While rightfully angry souls march the streets to protest racism and brutality, others march for the titillation of mayhem, and others gang together to protest mask wearing. It’s an angry effing world out there and humanity is boiling with all its levels of discontent. On a bad day it feels as if the rage is dimming our light.
I miss my own children and my grandson so damned much. Thanks to social media (which I also curse for how quickly it helps spread hate and misinformation) I am able to ‘visit’ them for bits here and there. I don’t know when I’ll actually get to hold any of them again (fingers crossed: next summer?). These times are tough, and I get why we’re oh so angry. We should be. I’m angry too. We piss me off.
But, we are also blessed with so much good in our lives as well. My family and I still have our health — on a mental level, I’m not so sure, but our bodies are holding up.
While I hate being so very far away from my children, I do still love where I live. This morning I walked to the Sunday market for the first time since Covid hit. It’s been running for quite a few weeks now, but I’ve been hesitant to go because, you know, crowds. Today, I was serenaded by the baritone bong of St. Wadru’s bells. On my walk home she treated me to the angelic notes of her choir.
It’s gray and cool outside, but walking up cobblestone hills with a mask on keeps you sweating. The market itself was loaded with all of its scents and sounds, but our exchanges were muffled because of our masks, and the police with their dogs joined the stream of pedestrians — just our friendly reminder to keep those masks and our peaceful sides in check.
Mons has truly done a lot to keep us happy and entertained. They keep moving the collection of artsy elephants around, so that we’re pleasantly surprised when we run into them unexpectedly.
We’re still treated to live music on the streets. Yesterday, we thought we somehow ended up in New Orleans when a marching band belted out When the Saints Come Marching In. Badger was disappointed they did not have a violinist. We’ve pretty much started up a pension for the guy who plays at the Grand Place since Badger pulls us to him each and every time. Me thinks that dog will strum strings in his next life.
We can’t make the two-hour drive to Paris or Amsterdam on the weekends now (until we manage to all get out of code red and orange), but we’re happy to rest and shop here on the weekends. I type this as the Belfry plays its weekly bell concert in the background.

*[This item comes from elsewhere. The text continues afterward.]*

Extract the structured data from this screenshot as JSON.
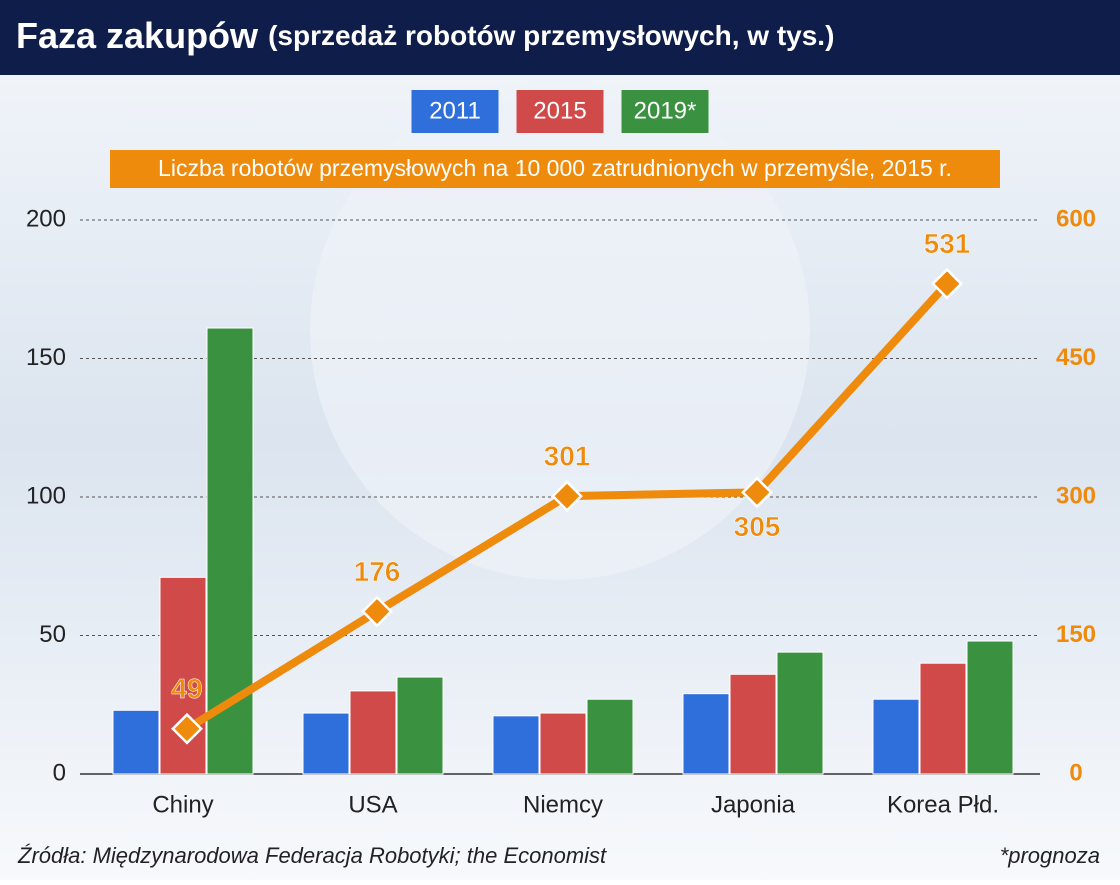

I’ve also successfully completed my third week back to school (second week with kids), and we’re figuring it out. It’s not easy, but the kids and I are settling into a groove. We’re enjoying learning together, and we’ve figured out our own ways to have meaningful discussions (lol and sometimes not) while social distancing. My poor babies struggle understanding English without reading our lips, and we struggle understanding them with their accents (and not being able to read their lips).
I have learned there is a huge difference between wearing a mask most of the day and being inconvenienced for the 30 minutes you’re in the grocery store. By my second day of teaching and wearing a mask for four hours straight, I realized I might need to buy diaper rash cream for my face. I’ve learned that one should not eat curry for lunch. Pointy masks are better than flat masks because that little air pocket makes all the difference. A wise teacher brings more than one mask to school because we apparently spit a lot when we talk. It’s truly disgusting how wet my masks can get. I am one gross saliva spreader.

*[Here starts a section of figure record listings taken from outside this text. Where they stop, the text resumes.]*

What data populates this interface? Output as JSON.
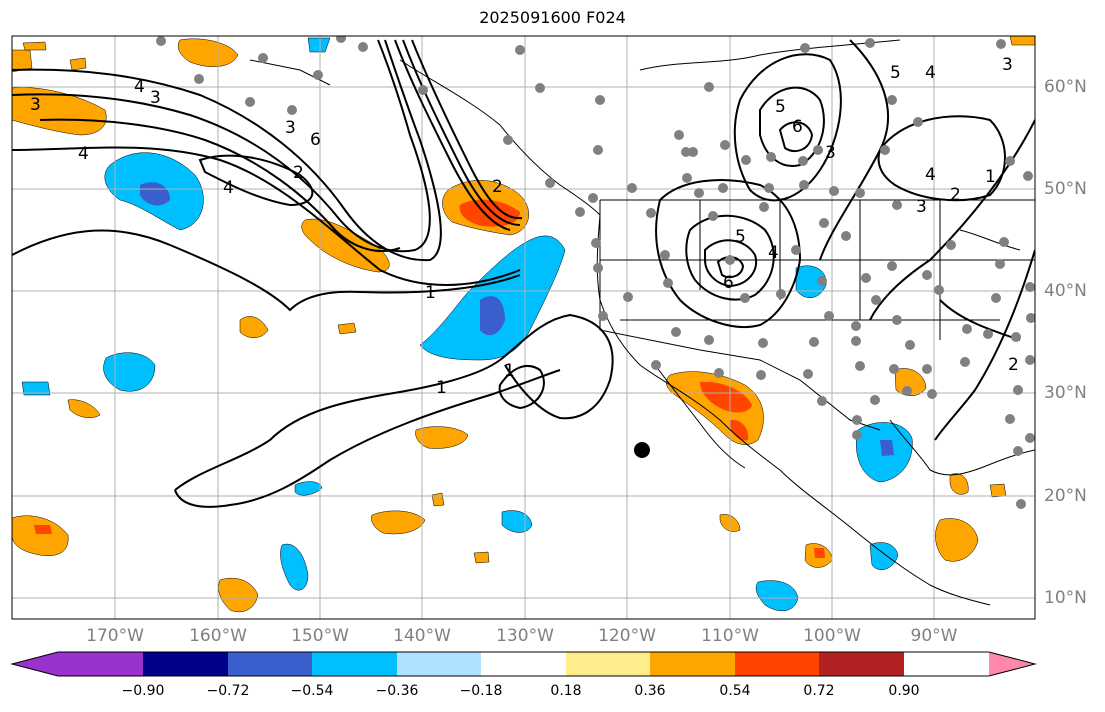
{
  "title": "2025091600 F024",
  "longitude_labels": [
    "170°W",
    "160°W",
    "150°W",
    "140°W",
    "130°W",
    "120°W",
    "110°W",
    "100°W",
    "90°W"
  ],
  "latitude_labels": [
    "60°N",
    "50°N",
    "40°N",
    "30°N",
    "20°N",
    "10°N"
  ],
  "colorbar": {
    "ticks": [
      "−0.90",
      "−0.72",
      "−0.54",
      "−0.36",
      "−0.18",
      "0.18",
      "0.36",
      "0.54",
      "0.72",
      "0.90"
    ],
    "colors": [
      "#9a32cd",
      "#00008b",
      "#3a5fcd",
      "#00bfff",
      "#b0e2ff",
      "#ffffff",
      "#ffec8b",
      "#ffa500",
      "#ff4500",
      "#b22222",
      "#ff88aa"
    ]
  },
  "contour_labels": [
    "3",
    "3",
    "4",
    "4",
    "3",
    "2",
    "6",
    "4",
    "1",
    "1",
    "1",
    "5",
    "4",
    "6",
    "5",
    "6",
    "3",
    "4",
    "1",
    "2",
    "2",
    "3",
    "5",
    "4",
    "3",
    "2"
  ],
  "colors": {
    "land_outline": "#000000",
    "grid": "#b0b0b0",
    "station_dot": "#808080",
    "marker": "#000000"
  }
}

Dress code reminders used to be me whispering to a girl to pull her shirt up, now it’s all about me saying to both genders “don’t show me your nose.”
The last five minutes of class are all about giving kids disinfectant wipes and having them wipe down their work areas, so it’s all nice and clean for the next batch of kids (I like this part). And, all day long, I have to remind myself to not get too close to a kid or to wash my hands because I touched someone’s paper. Alllll day long: do you have any idea how many times a day we’re near a student because he or she needs our help? I can’t correct syntax six feet away.

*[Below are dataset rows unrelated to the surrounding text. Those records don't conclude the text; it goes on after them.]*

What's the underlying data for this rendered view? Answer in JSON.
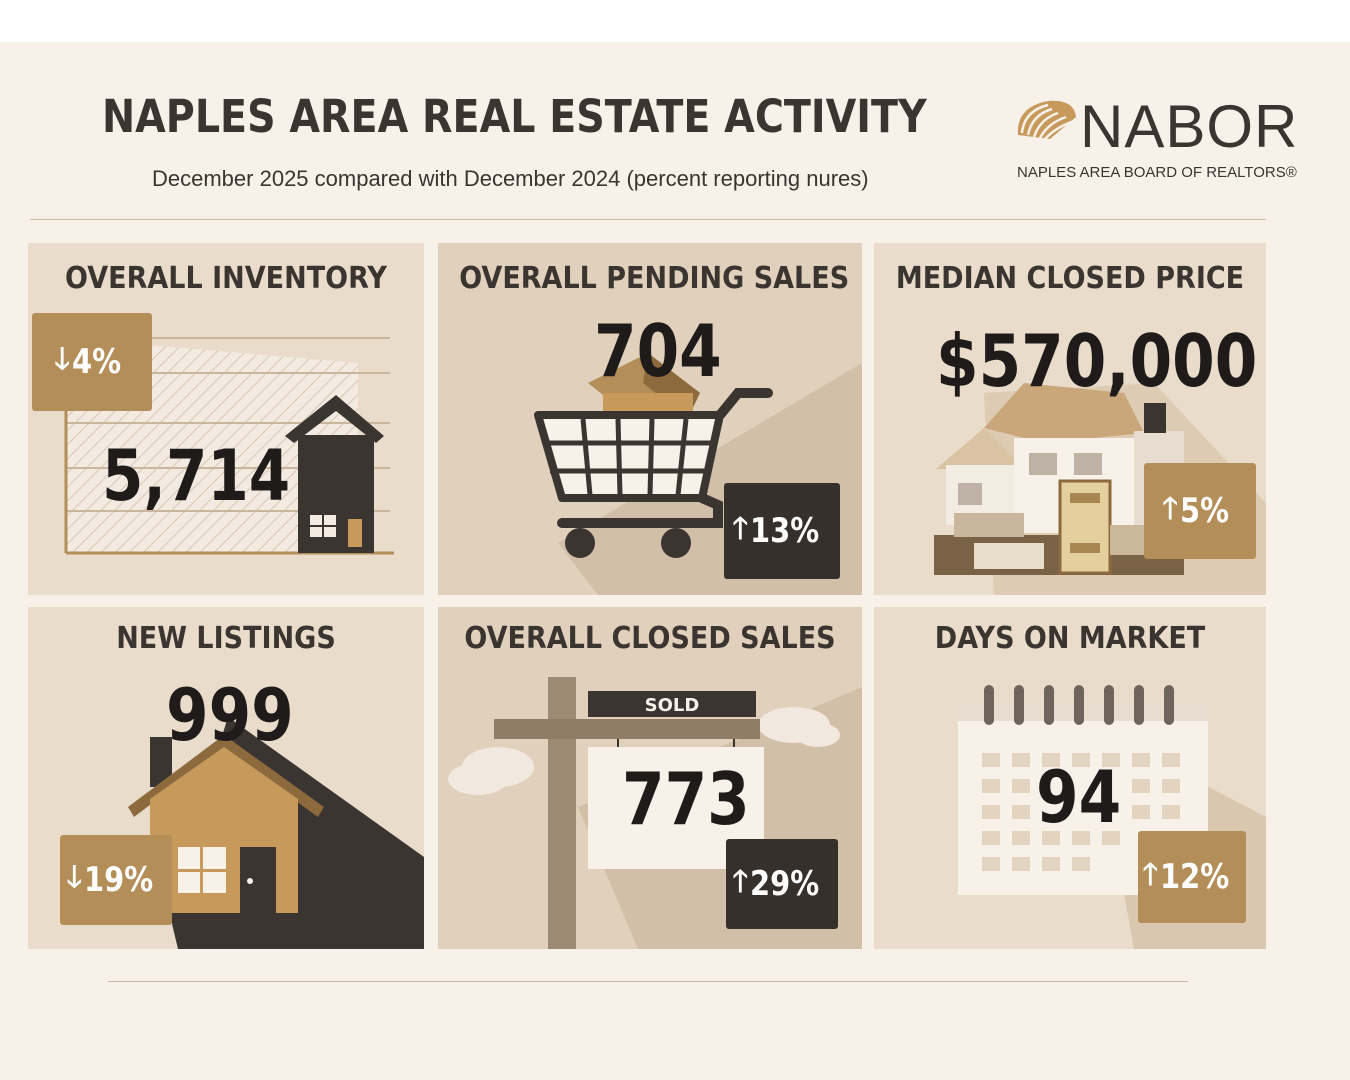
{
  "header": {
    "title": "NAPLES AREA REAL ESTATE ACTIVITY",
    "subtitle": "December 2025 compared with December 2024 (percent reporting nures)"
  },
  "logo": {
    "name": "NABOR",
    "tagline": "NAPLES AREA BOARD OF REALTORS®",
    "icon": "shell-icon"
  },
  "colors": {
    "background": "#f7f1ea",
    "panel": "#eadccb",
    "gold": "#b38e58",
    "dark": "#36302c",
    "text": "#3b3532"
  },
  "panels": [
    {
      "title": "OVERALL INVENTORY",
      "value": "5,714",
      "change": "4%",
      "direction": "down",
      "badge_color": "gold",
      "icon": "house-icon"
    },
    {
      "title": "OVERALL PENDING SALES",
      "value": "704",
      "change": "13%",
      "direction": "up",
      "badge_color": "black",
      "icon": "shopping-cart-icon"
    },
    {
      "title": "MEDIAN CLOSED PRICE",
      "value": "$570,000",
      "change": "5%",
      "direction": "up",
      "badge_color": "gold",
      "icon": "house-money-icon"
    },
    {
      "title": "NEW LISTINGS",
      "value": "999",
      "change": "19%",
      "direction": "down",
      "badge_color": "gold",
      "icon": "house-icon"
    },
    {
      "title": "OVERALL CLOSED SALES",
      "value": "773",
      "change": "29%",
      "direction": "up",
      "badge_color": "black",
      "icon": "sold-sign-icon",
      "sign_label": "SOLD"
    },
    {
      "title": "DAYS ON MARKET",
      "value": "94",
      "change": "12%",
      "direction": "up",
      "badge_color": "gold",
      "icon": "calendar-icon"
    }
  ],
  "arrows": {
    "up": "🡑",
    "down": "🡓"
  }
}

There’s no sharing of resources either. When I give a kid a marker to write something on the board, I collect that marker and sanitize it before another student can touch it. I am literally wiping off teenage kooties right before their eyes now. It’s a new world for us where, basically, we’re all considered unsafe, unclean.
But, omg, I still get high working with them. I can’t see their smiles, but I so see them working hard and trying — which makes me try harder too. Online teaching will never compare to face to face (even this very filtered form of it), and I am so very lucky that I get to do this. Am I worried that we’ll get sick? Oh god, yes. Every tickle in my throat, or every gasp of air because I’ve sucked in my mask, makes me think, “oh shit do I have the Covid?”
But, I keep masking up, washing my hands, and doing the social-distance-santize dance. It’s clunky, uncomfortable AF and awkward, but we’re doing our part to fight the dying of the light.